Ya en el Siglo de Oro el concejo madrileño tenía instituido el cargo de médico visitador de las casas de tolerancia, lupanares y mancebías de la villa, que no eran pocas. Poco era lo que aquellos galenos podían hacer salvo apartar del oficio a las mujeres con claros signos de enfermedad avanzada, pero que ya habrían contagiado a muchos clientes. Esta situación hubo de persistir hasta que a finales del siglo XIX se descubrieron los análisis que permiten diagnosticar la enfermedad de forma precocísima, a los pocos días de sufrirse el contagio. A partir de ese momento se establecieron normas para controlar obligatoriamente a todas las prostitutas censadas. Se crearon en las grandes ciudades dispensarios antivenéreos a los que debían acudir, de grado o acompañadas por la fuerza pública, las prostitutas de forma periódica para realizarles el análisis oportuno y, en su caso, recibir el tratamiento conocido en la época, aparte, claro está, de prohibírseles trabajar hasta que un nuevo análisis confirmase la curación de la enfermedad cuando esto era posible.
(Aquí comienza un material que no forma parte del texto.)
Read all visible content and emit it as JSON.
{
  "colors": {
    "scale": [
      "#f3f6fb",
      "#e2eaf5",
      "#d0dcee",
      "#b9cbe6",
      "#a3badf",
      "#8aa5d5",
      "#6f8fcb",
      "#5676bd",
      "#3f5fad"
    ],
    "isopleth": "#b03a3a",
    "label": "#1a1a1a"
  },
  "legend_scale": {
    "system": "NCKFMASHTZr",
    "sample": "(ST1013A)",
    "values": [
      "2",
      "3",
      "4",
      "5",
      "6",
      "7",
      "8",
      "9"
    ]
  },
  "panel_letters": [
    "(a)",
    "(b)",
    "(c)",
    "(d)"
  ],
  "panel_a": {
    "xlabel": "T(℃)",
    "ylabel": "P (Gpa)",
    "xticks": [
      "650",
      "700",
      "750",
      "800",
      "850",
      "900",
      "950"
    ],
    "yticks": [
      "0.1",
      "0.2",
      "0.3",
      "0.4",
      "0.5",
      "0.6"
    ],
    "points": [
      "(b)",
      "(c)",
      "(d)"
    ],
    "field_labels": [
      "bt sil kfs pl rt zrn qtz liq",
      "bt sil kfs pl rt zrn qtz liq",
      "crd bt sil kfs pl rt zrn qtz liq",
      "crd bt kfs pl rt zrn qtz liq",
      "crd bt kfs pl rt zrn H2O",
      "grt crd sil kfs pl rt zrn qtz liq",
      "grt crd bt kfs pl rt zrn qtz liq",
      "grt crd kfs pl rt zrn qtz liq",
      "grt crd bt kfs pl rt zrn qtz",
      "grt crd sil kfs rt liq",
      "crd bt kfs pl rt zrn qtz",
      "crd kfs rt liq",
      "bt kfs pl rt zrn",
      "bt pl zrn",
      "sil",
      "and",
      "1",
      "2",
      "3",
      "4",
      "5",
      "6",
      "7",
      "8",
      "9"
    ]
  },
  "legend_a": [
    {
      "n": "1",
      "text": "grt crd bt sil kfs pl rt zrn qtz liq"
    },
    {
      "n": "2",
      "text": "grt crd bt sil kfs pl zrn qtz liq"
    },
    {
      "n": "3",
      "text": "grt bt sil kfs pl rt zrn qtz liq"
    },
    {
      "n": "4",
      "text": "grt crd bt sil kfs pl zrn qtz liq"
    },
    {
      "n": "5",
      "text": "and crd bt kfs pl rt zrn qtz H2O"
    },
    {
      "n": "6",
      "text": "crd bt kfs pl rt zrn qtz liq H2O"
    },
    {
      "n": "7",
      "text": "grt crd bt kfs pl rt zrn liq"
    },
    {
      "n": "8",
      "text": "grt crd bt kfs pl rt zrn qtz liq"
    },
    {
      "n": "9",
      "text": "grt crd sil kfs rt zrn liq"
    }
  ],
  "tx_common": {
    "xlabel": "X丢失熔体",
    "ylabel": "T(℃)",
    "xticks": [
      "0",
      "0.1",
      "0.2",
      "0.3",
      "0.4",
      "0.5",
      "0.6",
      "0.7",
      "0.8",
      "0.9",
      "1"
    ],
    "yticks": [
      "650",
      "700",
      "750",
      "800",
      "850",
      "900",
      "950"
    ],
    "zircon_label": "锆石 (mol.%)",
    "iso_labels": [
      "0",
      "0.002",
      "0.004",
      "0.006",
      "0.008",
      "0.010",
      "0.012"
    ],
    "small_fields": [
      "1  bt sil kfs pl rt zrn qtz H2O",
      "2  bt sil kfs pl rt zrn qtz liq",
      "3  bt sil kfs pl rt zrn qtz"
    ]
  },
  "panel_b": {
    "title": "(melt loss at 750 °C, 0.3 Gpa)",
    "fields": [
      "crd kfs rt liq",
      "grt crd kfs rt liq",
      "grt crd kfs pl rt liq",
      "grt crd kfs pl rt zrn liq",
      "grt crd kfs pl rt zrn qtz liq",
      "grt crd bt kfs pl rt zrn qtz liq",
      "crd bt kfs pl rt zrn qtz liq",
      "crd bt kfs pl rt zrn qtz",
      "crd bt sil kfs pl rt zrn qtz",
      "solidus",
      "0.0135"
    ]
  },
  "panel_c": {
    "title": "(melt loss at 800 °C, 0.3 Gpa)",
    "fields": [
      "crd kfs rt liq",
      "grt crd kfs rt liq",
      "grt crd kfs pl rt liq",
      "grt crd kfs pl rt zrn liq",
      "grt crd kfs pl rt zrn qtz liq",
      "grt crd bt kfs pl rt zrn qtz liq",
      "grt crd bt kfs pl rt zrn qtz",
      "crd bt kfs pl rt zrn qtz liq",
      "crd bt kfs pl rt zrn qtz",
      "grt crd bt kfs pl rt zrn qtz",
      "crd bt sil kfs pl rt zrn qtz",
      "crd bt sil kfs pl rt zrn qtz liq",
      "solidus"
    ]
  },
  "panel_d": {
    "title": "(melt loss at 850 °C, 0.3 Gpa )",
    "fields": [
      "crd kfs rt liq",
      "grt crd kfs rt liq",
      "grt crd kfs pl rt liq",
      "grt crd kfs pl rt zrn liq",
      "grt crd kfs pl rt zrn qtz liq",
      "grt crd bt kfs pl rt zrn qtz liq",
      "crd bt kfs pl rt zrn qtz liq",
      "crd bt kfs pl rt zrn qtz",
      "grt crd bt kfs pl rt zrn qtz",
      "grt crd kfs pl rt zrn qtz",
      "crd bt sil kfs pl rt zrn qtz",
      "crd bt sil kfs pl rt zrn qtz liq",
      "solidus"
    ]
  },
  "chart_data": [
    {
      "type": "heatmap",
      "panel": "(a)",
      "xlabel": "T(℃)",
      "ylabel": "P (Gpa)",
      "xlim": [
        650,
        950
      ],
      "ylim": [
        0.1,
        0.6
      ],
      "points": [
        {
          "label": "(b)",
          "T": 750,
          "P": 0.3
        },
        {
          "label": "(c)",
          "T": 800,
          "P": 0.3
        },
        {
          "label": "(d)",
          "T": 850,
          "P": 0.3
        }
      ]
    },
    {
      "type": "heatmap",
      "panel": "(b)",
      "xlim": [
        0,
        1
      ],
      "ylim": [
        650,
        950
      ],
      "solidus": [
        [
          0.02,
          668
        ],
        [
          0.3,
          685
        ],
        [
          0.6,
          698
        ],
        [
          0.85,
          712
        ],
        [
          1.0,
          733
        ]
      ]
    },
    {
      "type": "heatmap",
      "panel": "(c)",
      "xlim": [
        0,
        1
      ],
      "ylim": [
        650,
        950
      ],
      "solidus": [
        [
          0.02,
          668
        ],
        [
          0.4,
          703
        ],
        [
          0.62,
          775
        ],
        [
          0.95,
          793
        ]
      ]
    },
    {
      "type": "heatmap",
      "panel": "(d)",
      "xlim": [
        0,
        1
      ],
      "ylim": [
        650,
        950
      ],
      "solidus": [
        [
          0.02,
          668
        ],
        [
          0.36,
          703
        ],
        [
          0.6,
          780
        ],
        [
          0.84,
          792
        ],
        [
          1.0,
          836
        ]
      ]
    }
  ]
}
Este método dio notables resultados en cuanto a disminución de la sífilis y la blenorragia entre la población, aun antes de conocerse los tratamientos antibióticos. Sin embargo, un cierto puritanismo social, manifestado en algo tan absurdo como negar la evidencia, hizo que en los años cincuenta y sesenta del siglo XX se dejara de realizar el censo de prostitutas y, consiguientemente, su control sanitario.

Con todo, la sífilis, que pareció vencida al cabo de casi quinientos años, tiene en nuestros días un nuevo recrudecimiento. Son dos los factores que contribuyen a ello: por un lado, la promiscuidad sexual que caracteriza a una porción notable de la sociedad, y que ha traspasado los límites de la prostitución, por así decirlo, «profesional», para extenderse entre todas las clases sociales y a todas las edades. Por otro, la excesiva confianza, o más bien la escasa responsabilidad de una parte de esa sociedad, la más joven precisamente, en el uso de las relaciones sexuales. Claro que esto ya no es una cuestión médica, sino educativa, aspecto en el que a los profesionales de la medicina las instancias responsables no suelen hacerles demasiado caso.